16Im übrigen ist die Klage begründet. Dabei legt die Kammer den in der mündlichen Verhandlung gestellten Klageantrag unter Berücksichtigung des Vorbringens des Klägers zu seiner Erkrankung dahin aus, dass er die Feststellung des Abschiebungshindernisses des § 53 Abs. 6 AuslG bezüglich des Staates Guinea begehrt. Die Kammer glaubt dem Kläger, dass er guineischer Staatsangehöriger ist. Zwar hat er bei seiner Anhörung vor dem Bundesamt dargelegt, dass er aus Sierra Leone stamme. In der mündlichen Verhandlung hat der Kläger aber nachvollziehbar den Grund für seine damalige Falschaussage genannt und betont, dass er nunmehr diesbezüglich seiner Staatsangehörigkeit die Wahrheit sage, wozu er insbesondere von seinem Prozessbevollmächtigten gedrängt worden sei. Hinzu kommt, dass sich bereits dem Einzelentscheider vor dem Bundesamt wegen der Französischkenntnisse des Klägers der Eindruck aufdrängte, dass der Kläger aus Guinea stammt. Insoweit bedarf es der Beweiserhebung durch die Einholung eines Sprachgutachtens nicht.
17Die Voraussetzungen des § 53 Abs. 6 AuslG liegen bei dem Kläger vor. Danach kann von der Abschiebung eines Ausländers in einem anderen Staat abgesehen werden, wenn dort für diesen Ausländer eine erhebliche konkrete Gefahr für Leben, Leib oder Freiheit besteht. Nach der Rechtsprechung des Bundesverwaltungsgerichts kann auch eine lebensbedrohende Krankheit eine konkrete Gefahr darstellen, wenn zu befürchten ist, dass sich diese in dem Heimatland verschlimmert, weil die Behandlungsmöglichkeiten dort unzureichend sind.
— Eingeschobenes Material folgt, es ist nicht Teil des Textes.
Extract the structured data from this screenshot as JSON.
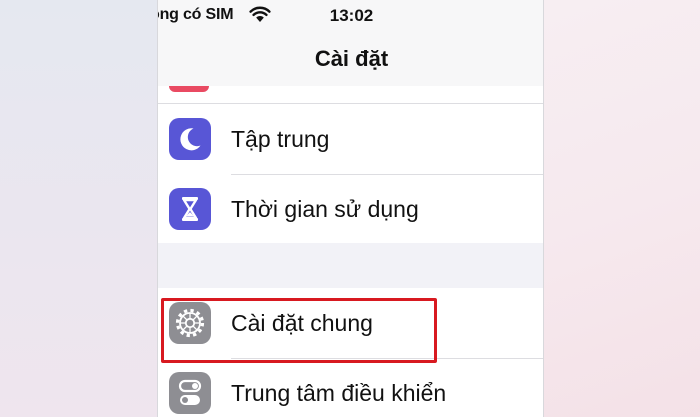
{
  "status_bar": {
    "carrier": "ông có SIM",
    "time": "13:02"
  },
  "nav": {
    "title": "Cài đặt"
  },
  "settings": {
    "focus": {
      "label": "Tập trung",
      "icon": "moon-icon",
      "color": "#5856d6"
    },
    "screen_time": {
      "label": "Thời gian sử dụng",
      "icon": "hourglass-icon",
      "color": "#5856d6"
    },
    "general": {
      "label": "Cài đặt chung",
      "icon": "gear-icon",
      "color": "#8e8e93"
    },
    "control_center": {
      "label": "Trung tâm điều khiển",
      "icon": "toggles-icon",
      "color": "#8e8e93"
    }
  },
  "colors": {
    "highlight": "#d81920",
    "cut_icon": "#e94a62"
  }
}
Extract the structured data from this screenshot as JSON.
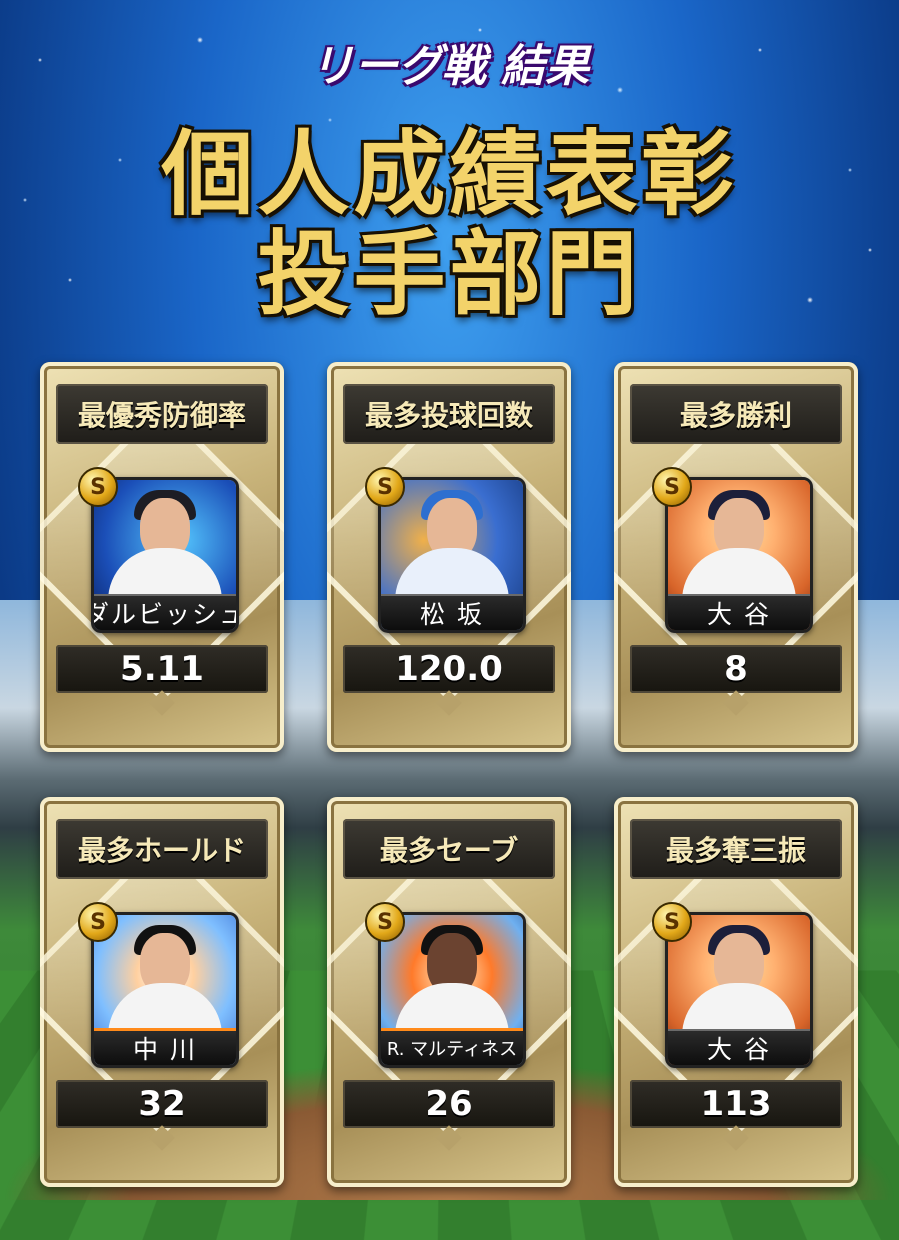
{
  "header": {
    "subtitle": "リーグ戦 結果",
    "headline_line1": "個人成績表彰",
    "headline_line2": "投手部門"
  },
  "colors": {
    "sky_blue": "#1a66c8",
    "headline_gold": "#f3d36a",
    "card_gold": "#c8b37a",
    "badge_gold": "#e2a819"
  },
  "rank_badge_letter": "S",
  "awards": [
    {
      "title": "最優秀防御率",
      "player": "ダルビッシュ",
      "value": "5.11",
      "team_color": "#1b4fb8",
      "accent": "#55c7ff"
    },
    {
      "title": "最多投球回数",
      "player": "松 坂",
      "value": "120.0",
      "team_color": "#3a6ed0",
      "accent": "#f0b04a"
    },
    {
      "title": "最多勝利",
      "player": "大 谷",
      "value": "8",
      "team_color": "#d8652a",
      "accent": "#ffb070"
    },
    {
      "title": "最多ホールド",
      "player": "中 川",
      "value": "32",
      "team_color": "#7fbfff",
      "accent": "#ff9a3a"
    },
    {
      "title": "最多セーブ",
      "player": "R. マルティネス",
      "value": "26",
      "team_color": "#6fb0f0",
      "accent": "#ff7a2a"
    },
    {
      "title": "最多奪三振",
      "player": "大 谷",
      "value": "113",
      "team_color": "#d8652a",
      "accent": "#ffb070"
    }
  ]
}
18Vgl. Urteil vom 9.9.1997, AuslR 1998, 125, Urteil vom 25.11.1997 BVerwGE 105, 187 und Urteil vom 217.4.1998, NVwZ 1998, 973
19Der Kläger hat ausgeführt, dass er an einer HIV Infektion im Stadium CDC A 3 leidet und er antiretroviral behandelt werden muss. Zum Nachweis dieser Erkrankung hat der Kläger ärztliche Bescheinigungen der Universitätskliniken Düsseldorf vom 4. und 10.3.2003, vom 27.6.2003 und vom 22.8.2003 vorgelegt. Daraus ergibt sich, dass eine antiretrovirale Therapie lebensnotwendig ist. Eine entsprechende Behandlungsmöglichkeit ist indessen bei einer Rückkehr des Klägers nach Guinea nicht gesichert. Nach der Erkenntnislage kann eine HIV-Erkrankung in Guinea nicht wirksam behandelt werden. Zwar können antiretrovirale Substanzen über Privatapotheken beschafft werden (was mit einem erheblichen Kostenaufwand verbunden ist), der Einsatz scheitert aber daran, dass es keine Gelegenheit gibt, den Verlauf der Behandlung mit Laboruntersuchungen zu verfolgen. So gibt es keine Möglichkeit regelmäßige Viruslastbestimmungen durchzuführen, die gerade für die Indikationsstellung des Einsatzes von antiretroviralen Substanzen absolut notwendig sind (vgl. Missionsärtztliches Institut Würzburg an VG Wiesbaden vom 2.5.2000). Dafür, dass sich der medizinische Standard in Guinea seitdem wesentlich verändert hat, ergibt die Erkenntnislage keine Anhaltspunkte. Dem gemäß ist dem Kläger das Vorliegen des Abschiebungshindernisses des § 53 Abs. 6 AuslG zuzuerkennen.
20Die Kostenentscheidung beruht auf §§ 155 Abs. 2 und 154 Abs. 1 VwGO.